Yep, that pretty much sums it up. But the would-be sci-fi authors of yesterday are becoming the game-makers of tomorrow, and the present - what's actually possible right now - can only inspire so much. It's the writers, dreamers, and creators that spin out grandiose visions of what (they really, really, really hope) is coming next, and ultimately, that's where legitimate excitement comes from. But, even more powerfully, we're hitting a point where anyone - small indies, you, me, an especially dexterous giraffe, etc - can make a tiny universe with their own two hands. We can grasp at the stars more tangibly than ever before.

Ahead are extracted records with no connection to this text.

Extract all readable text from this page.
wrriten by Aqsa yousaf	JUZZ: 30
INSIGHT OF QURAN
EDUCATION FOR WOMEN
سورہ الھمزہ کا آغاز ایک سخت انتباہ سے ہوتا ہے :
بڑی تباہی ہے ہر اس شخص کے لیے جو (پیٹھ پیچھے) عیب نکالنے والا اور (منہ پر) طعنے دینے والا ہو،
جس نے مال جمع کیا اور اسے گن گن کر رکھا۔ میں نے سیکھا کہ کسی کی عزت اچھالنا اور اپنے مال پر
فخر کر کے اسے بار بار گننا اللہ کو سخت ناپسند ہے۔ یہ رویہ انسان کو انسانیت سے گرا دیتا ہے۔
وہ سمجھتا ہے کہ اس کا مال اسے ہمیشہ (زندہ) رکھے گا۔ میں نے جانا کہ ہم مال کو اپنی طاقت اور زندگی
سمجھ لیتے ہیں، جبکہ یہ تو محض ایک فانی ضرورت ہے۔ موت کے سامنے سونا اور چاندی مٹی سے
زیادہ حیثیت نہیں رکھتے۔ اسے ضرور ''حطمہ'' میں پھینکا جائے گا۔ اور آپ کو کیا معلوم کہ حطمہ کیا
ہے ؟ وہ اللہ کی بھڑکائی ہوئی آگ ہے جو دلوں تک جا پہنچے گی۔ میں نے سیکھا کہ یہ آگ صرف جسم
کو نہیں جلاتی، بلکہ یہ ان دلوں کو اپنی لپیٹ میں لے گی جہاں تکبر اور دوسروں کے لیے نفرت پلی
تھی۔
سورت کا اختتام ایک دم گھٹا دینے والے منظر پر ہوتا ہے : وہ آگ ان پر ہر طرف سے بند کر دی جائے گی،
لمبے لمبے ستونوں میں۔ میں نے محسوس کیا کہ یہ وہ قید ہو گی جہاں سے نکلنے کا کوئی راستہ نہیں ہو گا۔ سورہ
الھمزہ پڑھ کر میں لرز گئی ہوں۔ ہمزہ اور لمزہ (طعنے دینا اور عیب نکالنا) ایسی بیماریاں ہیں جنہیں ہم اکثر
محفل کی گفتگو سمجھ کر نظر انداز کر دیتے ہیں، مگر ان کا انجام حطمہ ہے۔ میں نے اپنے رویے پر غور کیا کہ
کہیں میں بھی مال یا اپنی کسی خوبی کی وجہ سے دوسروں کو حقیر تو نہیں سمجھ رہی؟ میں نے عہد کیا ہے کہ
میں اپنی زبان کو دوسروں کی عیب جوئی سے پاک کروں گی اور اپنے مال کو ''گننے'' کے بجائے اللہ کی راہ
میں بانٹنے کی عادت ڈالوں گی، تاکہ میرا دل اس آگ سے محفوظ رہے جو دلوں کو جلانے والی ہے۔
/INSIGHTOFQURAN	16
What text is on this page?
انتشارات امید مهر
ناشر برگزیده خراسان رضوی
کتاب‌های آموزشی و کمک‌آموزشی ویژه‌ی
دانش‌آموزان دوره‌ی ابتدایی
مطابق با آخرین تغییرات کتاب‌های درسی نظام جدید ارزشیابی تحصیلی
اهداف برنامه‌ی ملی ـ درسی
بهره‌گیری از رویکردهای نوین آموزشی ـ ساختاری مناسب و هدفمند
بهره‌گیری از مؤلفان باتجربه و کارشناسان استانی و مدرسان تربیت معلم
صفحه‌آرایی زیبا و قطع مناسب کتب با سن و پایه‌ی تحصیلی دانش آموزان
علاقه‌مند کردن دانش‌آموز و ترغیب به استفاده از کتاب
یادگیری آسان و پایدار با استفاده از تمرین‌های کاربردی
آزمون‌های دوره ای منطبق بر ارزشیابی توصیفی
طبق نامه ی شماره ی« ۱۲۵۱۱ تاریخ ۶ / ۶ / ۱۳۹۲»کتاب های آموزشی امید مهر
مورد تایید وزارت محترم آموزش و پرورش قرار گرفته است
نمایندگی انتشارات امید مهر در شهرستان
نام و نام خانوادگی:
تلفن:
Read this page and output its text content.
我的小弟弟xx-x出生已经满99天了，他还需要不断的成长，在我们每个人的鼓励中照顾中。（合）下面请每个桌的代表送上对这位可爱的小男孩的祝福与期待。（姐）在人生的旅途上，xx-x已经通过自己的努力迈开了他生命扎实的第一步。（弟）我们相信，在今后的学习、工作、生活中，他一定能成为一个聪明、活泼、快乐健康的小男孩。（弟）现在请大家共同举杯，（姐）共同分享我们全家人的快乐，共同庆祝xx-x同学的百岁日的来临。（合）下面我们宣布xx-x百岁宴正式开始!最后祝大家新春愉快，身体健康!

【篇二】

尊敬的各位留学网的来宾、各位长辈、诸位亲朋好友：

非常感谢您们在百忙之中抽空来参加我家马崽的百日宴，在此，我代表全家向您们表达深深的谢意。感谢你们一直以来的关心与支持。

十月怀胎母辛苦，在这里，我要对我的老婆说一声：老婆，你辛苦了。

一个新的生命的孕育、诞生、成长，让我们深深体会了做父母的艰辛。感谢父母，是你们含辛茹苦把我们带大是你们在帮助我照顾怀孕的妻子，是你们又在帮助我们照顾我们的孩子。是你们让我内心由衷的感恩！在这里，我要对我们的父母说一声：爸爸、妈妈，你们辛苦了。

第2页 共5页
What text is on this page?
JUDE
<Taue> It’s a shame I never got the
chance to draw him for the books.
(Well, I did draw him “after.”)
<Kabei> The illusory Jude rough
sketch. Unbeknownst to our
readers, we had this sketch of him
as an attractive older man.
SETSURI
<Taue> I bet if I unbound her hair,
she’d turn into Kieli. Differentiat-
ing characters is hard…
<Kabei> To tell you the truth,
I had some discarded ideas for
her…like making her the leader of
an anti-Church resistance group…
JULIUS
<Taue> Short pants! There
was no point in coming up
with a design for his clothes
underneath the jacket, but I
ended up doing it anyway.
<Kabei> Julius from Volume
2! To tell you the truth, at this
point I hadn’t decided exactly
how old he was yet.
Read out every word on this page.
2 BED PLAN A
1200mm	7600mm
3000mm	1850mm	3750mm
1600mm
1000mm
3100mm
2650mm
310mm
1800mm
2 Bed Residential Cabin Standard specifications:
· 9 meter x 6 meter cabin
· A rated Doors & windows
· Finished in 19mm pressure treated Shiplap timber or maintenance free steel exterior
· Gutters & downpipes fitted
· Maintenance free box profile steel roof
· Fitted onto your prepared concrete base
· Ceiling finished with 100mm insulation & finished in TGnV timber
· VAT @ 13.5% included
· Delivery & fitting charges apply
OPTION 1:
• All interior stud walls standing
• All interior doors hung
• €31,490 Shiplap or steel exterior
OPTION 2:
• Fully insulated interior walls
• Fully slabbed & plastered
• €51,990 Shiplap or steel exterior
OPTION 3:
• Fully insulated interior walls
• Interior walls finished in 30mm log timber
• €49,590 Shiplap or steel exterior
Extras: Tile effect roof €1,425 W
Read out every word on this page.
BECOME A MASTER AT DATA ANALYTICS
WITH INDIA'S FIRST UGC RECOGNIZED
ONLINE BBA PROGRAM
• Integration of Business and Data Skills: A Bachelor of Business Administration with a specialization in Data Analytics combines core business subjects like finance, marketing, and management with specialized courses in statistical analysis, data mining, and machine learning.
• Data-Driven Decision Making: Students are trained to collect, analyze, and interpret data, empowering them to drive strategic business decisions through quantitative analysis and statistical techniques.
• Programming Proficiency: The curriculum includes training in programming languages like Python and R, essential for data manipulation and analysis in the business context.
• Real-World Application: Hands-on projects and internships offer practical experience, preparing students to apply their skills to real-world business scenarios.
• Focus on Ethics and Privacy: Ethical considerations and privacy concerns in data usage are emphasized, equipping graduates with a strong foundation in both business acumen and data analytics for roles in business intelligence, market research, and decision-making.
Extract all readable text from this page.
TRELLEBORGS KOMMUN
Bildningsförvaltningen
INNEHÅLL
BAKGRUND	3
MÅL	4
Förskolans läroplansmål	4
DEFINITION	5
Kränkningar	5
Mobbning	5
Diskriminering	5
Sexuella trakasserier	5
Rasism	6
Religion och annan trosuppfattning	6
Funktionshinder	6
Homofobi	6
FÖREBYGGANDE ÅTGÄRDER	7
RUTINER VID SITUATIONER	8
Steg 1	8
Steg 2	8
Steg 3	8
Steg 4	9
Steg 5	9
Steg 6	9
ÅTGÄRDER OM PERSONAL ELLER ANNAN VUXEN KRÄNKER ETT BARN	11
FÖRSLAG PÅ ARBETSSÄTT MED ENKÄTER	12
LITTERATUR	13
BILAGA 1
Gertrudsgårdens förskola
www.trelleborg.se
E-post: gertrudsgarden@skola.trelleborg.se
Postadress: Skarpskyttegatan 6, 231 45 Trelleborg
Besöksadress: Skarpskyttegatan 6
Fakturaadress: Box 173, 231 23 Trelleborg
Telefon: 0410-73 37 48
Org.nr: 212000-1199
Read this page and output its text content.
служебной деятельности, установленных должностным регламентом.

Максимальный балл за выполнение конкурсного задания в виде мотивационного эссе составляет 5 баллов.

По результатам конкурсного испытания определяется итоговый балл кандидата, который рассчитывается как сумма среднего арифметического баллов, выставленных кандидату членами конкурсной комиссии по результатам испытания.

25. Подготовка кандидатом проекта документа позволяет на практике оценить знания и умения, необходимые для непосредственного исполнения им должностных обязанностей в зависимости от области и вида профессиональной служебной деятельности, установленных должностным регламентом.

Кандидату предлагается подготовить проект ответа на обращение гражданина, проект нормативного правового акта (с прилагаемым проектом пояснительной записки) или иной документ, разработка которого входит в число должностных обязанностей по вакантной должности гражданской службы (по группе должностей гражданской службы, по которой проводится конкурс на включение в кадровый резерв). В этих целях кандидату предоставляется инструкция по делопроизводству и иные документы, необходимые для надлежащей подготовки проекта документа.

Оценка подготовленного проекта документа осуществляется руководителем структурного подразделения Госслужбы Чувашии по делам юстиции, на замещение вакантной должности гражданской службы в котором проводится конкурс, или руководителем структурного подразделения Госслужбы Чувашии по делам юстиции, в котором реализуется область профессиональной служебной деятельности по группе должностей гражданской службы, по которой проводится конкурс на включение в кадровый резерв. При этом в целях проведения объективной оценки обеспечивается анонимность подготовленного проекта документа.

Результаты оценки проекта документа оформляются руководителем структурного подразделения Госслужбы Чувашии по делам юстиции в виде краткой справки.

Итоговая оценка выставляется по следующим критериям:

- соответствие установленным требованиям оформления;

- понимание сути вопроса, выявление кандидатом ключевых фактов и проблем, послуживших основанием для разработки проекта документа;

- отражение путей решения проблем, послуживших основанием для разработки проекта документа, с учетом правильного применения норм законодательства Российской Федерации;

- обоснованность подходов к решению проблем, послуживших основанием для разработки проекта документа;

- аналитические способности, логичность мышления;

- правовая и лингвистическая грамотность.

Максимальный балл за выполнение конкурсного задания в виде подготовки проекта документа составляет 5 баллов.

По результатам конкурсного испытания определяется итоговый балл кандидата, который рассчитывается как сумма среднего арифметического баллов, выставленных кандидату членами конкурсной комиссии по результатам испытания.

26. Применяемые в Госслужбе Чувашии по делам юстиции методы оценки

Whether by accident or on purpose, Nightrover (and, by extension, NASA) struck a highly resonant chord. Games - not just playing them, but the ability to create - could well help define humanity's future ambitions, just as other open, increasingly involving mediums have in the past. Or not. But I certainly hope so. Meanwhile, Ortega, Neubert, and everyone else involved in Dark Side certainly want to hold another event, but for now, they're just seeing where the maiden voyage takes them.

"I think the interest has stayed there," said Neubert. "I don't think there's a lower interest [in space]. I think it's just a matter of, people don't really understand what it means to be part of NASA. There's interest, but for some reason, there's not national priority. Game jams, I think, could be a really powerful way to start changing that around a little bit."

"I think what we'll see out of this is, well, we're all geeks at heart. So let's do something that highlights what NASA's doing, because most of the people building these games have a soft spot for exploration. All the people who are into these things – whether they're techie types or space lovers – have this passion for creating new things. The possibility there is just huge."